The Planning Authority has defended a decision to transform an Art Deco townhouse in Tigne into apartments and shops, noting that its historic facades will be retained as part of the new development.

Last week, the PA’s planning board voted to approve an application to build 27 apartments, one penthouse, 998 square metres of commercial space and 50 underground parking spaces at the site.

The development will add four floors and the penthouse to the two-storey townhouse, which sits at the intersection of Triq Tigné, Triq Sant Antnin and Triq Pace in Sliema. 

PA approval of the application came after an appeals tribunal overturned an initial decision to refuse it, noting that only two of the property’s facades – rather than the building itself - enjoy Schedule 2 planning protection.

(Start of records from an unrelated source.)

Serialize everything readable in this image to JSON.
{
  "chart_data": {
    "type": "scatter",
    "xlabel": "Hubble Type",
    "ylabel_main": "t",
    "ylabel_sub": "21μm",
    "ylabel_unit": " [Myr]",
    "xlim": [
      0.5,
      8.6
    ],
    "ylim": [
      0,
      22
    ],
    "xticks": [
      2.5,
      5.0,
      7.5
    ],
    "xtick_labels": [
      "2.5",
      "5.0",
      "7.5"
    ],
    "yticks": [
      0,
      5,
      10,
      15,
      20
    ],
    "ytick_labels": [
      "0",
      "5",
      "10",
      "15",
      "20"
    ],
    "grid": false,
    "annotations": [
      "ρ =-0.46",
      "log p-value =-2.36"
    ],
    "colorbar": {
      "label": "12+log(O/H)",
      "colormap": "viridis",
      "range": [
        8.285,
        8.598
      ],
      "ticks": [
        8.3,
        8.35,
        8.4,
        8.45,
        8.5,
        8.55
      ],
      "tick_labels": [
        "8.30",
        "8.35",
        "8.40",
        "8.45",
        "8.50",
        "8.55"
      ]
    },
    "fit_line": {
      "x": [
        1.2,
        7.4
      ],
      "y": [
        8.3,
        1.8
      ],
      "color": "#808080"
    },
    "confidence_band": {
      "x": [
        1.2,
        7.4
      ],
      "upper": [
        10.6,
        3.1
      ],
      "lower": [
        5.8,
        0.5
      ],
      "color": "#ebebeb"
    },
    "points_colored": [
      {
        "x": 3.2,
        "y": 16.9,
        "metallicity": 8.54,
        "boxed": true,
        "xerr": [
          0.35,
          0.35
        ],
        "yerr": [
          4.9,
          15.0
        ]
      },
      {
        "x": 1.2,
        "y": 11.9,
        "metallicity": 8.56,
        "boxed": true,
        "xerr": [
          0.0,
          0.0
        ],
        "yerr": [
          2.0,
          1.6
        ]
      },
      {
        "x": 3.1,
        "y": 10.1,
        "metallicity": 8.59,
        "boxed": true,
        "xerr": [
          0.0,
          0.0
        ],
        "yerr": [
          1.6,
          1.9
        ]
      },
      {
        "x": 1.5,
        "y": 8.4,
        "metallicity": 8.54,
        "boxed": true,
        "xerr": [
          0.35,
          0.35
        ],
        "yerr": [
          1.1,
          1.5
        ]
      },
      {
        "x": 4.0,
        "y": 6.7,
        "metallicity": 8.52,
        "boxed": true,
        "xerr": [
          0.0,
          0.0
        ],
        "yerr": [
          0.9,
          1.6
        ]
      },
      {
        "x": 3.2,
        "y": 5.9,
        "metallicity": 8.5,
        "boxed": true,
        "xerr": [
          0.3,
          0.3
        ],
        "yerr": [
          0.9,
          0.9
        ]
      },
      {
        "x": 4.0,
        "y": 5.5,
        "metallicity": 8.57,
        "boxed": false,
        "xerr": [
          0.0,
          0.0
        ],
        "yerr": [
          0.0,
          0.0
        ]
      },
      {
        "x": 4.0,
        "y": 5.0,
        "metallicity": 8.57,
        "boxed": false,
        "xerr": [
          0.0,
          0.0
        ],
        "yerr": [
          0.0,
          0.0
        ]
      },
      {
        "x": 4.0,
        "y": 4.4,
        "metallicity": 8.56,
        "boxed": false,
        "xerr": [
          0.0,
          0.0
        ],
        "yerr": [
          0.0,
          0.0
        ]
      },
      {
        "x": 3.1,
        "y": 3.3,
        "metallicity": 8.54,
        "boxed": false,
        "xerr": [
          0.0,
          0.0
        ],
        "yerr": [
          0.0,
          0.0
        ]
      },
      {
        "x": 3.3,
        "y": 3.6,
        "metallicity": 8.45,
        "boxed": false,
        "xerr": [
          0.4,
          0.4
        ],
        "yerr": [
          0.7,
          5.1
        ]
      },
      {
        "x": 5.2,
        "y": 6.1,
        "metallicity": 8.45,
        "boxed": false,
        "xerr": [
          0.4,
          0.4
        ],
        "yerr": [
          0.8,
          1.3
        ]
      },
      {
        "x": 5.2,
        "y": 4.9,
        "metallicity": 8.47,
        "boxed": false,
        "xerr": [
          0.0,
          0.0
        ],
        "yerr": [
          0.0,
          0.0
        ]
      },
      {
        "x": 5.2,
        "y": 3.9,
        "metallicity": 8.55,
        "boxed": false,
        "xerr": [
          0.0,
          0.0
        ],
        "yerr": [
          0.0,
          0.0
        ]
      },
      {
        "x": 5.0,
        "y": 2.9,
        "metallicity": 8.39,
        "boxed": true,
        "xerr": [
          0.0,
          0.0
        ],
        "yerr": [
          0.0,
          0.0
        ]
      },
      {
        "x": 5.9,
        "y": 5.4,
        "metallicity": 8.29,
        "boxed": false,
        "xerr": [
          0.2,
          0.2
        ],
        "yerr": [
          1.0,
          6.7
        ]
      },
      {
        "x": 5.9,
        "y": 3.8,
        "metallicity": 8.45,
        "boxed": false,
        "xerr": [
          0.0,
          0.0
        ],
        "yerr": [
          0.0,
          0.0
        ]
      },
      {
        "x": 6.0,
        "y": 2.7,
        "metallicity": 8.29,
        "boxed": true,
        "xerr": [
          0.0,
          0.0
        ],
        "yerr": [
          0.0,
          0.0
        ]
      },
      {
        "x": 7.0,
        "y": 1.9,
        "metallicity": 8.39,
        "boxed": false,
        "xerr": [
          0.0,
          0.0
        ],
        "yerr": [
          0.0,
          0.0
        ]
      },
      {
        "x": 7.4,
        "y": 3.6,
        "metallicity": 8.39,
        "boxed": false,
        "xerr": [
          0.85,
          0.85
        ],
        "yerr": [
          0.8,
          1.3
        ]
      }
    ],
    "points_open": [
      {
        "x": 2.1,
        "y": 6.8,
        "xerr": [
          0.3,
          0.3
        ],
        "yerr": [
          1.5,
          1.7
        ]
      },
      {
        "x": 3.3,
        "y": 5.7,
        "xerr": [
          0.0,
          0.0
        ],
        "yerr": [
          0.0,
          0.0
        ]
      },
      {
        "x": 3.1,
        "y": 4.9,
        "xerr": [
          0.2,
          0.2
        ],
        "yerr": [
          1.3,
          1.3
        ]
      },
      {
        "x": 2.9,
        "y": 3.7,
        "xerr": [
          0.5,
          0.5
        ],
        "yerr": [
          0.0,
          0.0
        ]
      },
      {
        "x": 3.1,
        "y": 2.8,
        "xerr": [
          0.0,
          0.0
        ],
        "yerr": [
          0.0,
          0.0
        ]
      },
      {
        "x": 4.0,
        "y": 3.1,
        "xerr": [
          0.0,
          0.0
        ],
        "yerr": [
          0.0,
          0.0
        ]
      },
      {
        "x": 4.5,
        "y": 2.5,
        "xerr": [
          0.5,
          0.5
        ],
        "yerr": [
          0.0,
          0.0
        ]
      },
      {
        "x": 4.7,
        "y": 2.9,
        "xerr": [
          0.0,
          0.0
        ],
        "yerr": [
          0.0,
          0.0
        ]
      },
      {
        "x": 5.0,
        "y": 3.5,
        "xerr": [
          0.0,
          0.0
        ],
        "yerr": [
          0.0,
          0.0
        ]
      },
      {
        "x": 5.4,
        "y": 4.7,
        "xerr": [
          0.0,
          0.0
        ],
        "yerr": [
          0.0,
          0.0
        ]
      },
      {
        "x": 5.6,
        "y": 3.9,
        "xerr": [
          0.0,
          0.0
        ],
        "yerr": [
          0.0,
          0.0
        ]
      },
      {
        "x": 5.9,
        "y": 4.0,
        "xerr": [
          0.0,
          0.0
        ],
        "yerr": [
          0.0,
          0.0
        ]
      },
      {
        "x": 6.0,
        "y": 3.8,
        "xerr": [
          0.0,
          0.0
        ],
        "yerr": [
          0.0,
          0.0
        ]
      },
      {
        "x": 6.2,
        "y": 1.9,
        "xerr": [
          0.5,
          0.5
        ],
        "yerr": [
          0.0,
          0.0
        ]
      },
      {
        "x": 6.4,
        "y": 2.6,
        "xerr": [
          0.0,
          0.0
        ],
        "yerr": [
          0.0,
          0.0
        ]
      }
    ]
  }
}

Those two facades will be retained in the new development.

Times of Malta first reported on the development plans last Saturday.

On Tuesday, the PA issued a statement defending the planning board decision and noting that the Superintendence of Cultural Heritage had also given its assent to the project.

“The approved application ensures that the design of the additional floors on Triq Tigne and Triq Sant’Antnin is coherent with the existing façade of the property which the Authority had scheduled in June 2018,” the PA said in its statement.

The property’s facades had been granted Schedule 2 protection precisely to prevent them from being demolished, it added, noting that the scheduling application was filed “after an application was received for the demolition of the entire building due to its deterioration.”

According to the PA’s website, the property facades were scheduled in June 2018, roughly eight months after the original application to redevelop the site was filed.

That original application sought to demolish the entire site, without retaining the protected facades.  

The PA noted that apart from the building in question, it had also protected the façade of two other neighbouring properties, named ‘Lavinia’ and ‘Licinia’. All three properties have a unique type of Art Deco architecture designed by Filippo Tortell in the early 1930s.